Até há segundos, quando um encosto involuntário fez derrubar a “princesa” do seu pedestal, tornar-se cacos, mas no seu interior, revelar uma boneca de trapos.

Estou com a mão no puxador e agora nada me fará recuar, abro a porta com toda a força e esta parece demorar uma vida a abrir. Mas lá esta, o sótão, igual ao que sonhei, contorno os móveis e sou imediatamente derrubado, as garras do monstro rompem-me o peito, os seus dentes procuram entrar em minha carne, mas consigo escapar-me. Ele persegue-me e subo para cima de um móvel, quase caio, mas livros como principezinho, Alice no país das maravilhas e Peter pan sacrificam-se para me salvar. Os meus olhos ganham alcance para o seu dorso…Salto, e caio perfeitamente no local da ferida. Seguro-me com toda a força evitando as chicotadas corporais e começo a lamber a ferida. Deposito com a minha saliva, todo o amor que sempre quis dar a alguém, aquele ser tem um ferida incurável e eu tento apagar o seu sofrimento. Lentamente as chicotadas desvanecem, ele deita-se, acalma e a ferida fecha. Desço escorregando no seu macio pelo e antes mesmo de procurar algo mais, olho o seu rosto. Ele dorme, sorrindo e eu subo ao seu nariz de modo a dar-lhe um beijo na testa.

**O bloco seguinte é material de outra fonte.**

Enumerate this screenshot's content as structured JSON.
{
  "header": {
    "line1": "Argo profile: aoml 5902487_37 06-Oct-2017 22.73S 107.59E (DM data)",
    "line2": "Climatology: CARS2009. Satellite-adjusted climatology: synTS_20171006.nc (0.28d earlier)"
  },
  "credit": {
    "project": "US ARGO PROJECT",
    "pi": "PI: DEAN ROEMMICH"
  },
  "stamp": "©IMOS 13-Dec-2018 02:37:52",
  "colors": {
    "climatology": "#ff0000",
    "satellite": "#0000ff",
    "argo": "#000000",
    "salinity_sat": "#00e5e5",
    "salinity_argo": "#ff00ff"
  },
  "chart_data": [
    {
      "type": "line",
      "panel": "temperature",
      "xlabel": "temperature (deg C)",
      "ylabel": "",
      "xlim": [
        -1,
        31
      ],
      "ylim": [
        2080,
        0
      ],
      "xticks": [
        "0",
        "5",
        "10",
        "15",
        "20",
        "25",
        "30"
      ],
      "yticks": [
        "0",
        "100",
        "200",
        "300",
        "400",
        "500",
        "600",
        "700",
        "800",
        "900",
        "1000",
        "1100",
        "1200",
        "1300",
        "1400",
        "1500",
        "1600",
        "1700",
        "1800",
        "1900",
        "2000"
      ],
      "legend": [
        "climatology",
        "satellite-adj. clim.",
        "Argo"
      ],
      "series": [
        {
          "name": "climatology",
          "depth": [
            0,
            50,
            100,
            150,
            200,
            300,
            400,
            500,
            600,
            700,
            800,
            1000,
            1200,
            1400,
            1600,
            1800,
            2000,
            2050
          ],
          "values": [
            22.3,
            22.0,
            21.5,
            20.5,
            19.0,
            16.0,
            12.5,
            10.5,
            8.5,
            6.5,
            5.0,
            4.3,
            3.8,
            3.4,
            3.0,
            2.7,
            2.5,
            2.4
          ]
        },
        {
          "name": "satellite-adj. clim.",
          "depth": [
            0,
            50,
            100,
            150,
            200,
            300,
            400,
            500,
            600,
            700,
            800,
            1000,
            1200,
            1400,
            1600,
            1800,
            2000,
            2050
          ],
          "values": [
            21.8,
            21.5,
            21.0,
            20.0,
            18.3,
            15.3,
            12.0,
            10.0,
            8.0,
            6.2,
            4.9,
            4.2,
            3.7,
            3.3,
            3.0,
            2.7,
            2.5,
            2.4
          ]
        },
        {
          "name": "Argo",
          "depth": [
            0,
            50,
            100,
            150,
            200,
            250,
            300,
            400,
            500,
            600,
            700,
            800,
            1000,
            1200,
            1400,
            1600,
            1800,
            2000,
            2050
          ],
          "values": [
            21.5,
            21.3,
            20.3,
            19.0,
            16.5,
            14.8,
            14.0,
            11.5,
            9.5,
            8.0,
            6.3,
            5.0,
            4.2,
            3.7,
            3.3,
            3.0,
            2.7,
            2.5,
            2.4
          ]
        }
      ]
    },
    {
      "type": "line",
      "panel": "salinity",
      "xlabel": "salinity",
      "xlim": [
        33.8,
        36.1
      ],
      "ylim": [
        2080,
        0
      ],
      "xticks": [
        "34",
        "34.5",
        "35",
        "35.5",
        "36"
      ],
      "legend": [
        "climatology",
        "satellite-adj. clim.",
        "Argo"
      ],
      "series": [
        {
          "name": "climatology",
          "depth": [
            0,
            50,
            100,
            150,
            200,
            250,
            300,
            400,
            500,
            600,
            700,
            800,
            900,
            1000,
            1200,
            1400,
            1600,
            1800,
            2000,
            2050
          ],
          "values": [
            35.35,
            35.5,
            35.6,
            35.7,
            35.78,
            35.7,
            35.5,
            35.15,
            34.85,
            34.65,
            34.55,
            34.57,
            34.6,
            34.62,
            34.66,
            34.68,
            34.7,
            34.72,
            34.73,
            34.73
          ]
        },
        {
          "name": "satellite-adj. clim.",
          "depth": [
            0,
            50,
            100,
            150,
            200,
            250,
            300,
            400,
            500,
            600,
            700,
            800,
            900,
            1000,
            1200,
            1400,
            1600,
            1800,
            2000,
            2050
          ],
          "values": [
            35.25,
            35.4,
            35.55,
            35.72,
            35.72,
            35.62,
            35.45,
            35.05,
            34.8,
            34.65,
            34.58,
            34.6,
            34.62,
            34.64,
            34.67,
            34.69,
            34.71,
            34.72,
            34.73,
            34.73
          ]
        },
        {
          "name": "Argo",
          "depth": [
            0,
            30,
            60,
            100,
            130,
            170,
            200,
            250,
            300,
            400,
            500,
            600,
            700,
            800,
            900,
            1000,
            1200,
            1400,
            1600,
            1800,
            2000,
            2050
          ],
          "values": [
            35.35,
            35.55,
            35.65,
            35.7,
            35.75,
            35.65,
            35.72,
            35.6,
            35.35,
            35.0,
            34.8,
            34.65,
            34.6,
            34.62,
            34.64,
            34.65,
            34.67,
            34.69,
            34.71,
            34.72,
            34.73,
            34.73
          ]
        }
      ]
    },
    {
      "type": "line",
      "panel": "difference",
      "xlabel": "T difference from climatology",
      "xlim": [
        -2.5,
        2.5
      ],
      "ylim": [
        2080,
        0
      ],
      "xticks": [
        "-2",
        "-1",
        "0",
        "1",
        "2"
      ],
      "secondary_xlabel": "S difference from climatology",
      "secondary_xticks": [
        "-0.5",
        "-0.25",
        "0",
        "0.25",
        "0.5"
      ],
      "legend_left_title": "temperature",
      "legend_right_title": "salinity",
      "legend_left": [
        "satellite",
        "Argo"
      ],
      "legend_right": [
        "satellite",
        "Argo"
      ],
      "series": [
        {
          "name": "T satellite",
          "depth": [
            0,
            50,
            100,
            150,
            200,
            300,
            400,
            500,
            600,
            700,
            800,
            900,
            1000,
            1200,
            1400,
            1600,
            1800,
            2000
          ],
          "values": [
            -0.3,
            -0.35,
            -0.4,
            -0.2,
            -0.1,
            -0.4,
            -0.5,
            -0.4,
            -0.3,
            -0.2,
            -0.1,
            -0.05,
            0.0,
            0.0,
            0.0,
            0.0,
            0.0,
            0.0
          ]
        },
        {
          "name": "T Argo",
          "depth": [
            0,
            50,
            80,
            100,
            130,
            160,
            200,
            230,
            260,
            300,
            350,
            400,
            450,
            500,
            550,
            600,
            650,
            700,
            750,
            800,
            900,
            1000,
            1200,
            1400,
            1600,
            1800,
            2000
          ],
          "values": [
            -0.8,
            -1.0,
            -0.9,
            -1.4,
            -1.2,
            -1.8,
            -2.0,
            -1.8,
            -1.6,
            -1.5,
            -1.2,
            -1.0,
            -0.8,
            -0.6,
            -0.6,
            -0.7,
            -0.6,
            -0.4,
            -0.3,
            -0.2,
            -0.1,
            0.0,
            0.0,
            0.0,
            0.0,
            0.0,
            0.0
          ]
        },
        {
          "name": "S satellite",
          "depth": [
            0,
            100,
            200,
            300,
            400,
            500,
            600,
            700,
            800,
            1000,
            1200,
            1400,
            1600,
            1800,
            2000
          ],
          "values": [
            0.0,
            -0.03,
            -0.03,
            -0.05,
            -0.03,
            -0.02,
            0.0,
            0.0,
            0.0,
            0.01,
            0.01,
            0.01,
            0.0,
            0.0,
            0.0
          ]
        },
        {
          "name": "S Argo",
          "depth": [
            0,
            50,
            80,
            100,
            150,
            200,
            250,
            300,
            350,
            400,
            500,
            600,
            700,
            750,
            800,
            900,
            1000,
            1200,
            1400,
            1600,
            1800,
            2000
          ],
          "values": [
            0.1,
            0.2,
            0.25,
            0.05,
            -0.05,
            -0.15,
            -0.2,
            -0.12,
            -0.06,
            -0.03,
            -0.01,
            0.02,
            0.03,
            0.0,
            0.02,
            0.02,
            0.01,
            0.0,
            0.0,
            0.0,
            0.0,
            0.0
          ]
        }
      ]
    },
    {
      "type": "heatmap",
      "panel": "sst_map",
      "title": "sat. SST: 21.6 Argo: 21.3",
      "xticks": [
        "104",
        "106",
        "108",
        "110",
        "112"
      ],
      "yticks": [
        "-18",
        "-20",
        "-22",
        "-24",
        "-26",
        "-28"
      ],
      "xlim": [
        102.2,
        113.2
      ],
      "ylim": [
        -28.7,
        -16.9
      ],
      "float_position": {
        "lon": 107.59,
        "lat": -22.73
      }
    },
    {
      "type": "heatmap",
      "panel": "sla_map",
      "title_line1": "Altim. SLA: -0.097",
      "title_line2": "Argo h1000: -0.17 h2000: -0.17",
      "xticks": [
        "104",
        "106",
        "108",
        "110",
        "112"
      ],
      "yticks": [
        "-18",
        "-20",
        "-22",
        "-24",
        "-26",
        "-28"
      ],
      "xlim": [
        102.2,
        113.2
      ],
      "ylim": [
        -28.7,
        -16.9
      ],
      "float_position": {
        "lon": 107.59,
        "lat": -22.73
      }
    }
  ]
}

Ouço, o barulho de um cadeado abrir, lá está ela ainda mais bela que os meus sonhos me mostraram, tem a chave da sua sela na mão. “Apenas esperava por ti, podia fugir quando quisesse”. Não, não é confusão que surge em mim com esta frase, é outra coisa, aquele sentimento que só alguns sabem exprimir mas que para o qual ainda não se inventou palavra, talvez por ser a união de todas as sensações. Sorrimos, choramos, e as nossas lágrimas caem em simultâneo, ouço a mesma música que só ela ouvia.

E dançamos

E dançamos

E abraçamo-nos

E abraçamo-nos

E beijamo-nos

E beijamo-nos


Num preludio de dias e noites juntos, escutando a música que só nós ouvimos e cuidando daquele ser adormecido.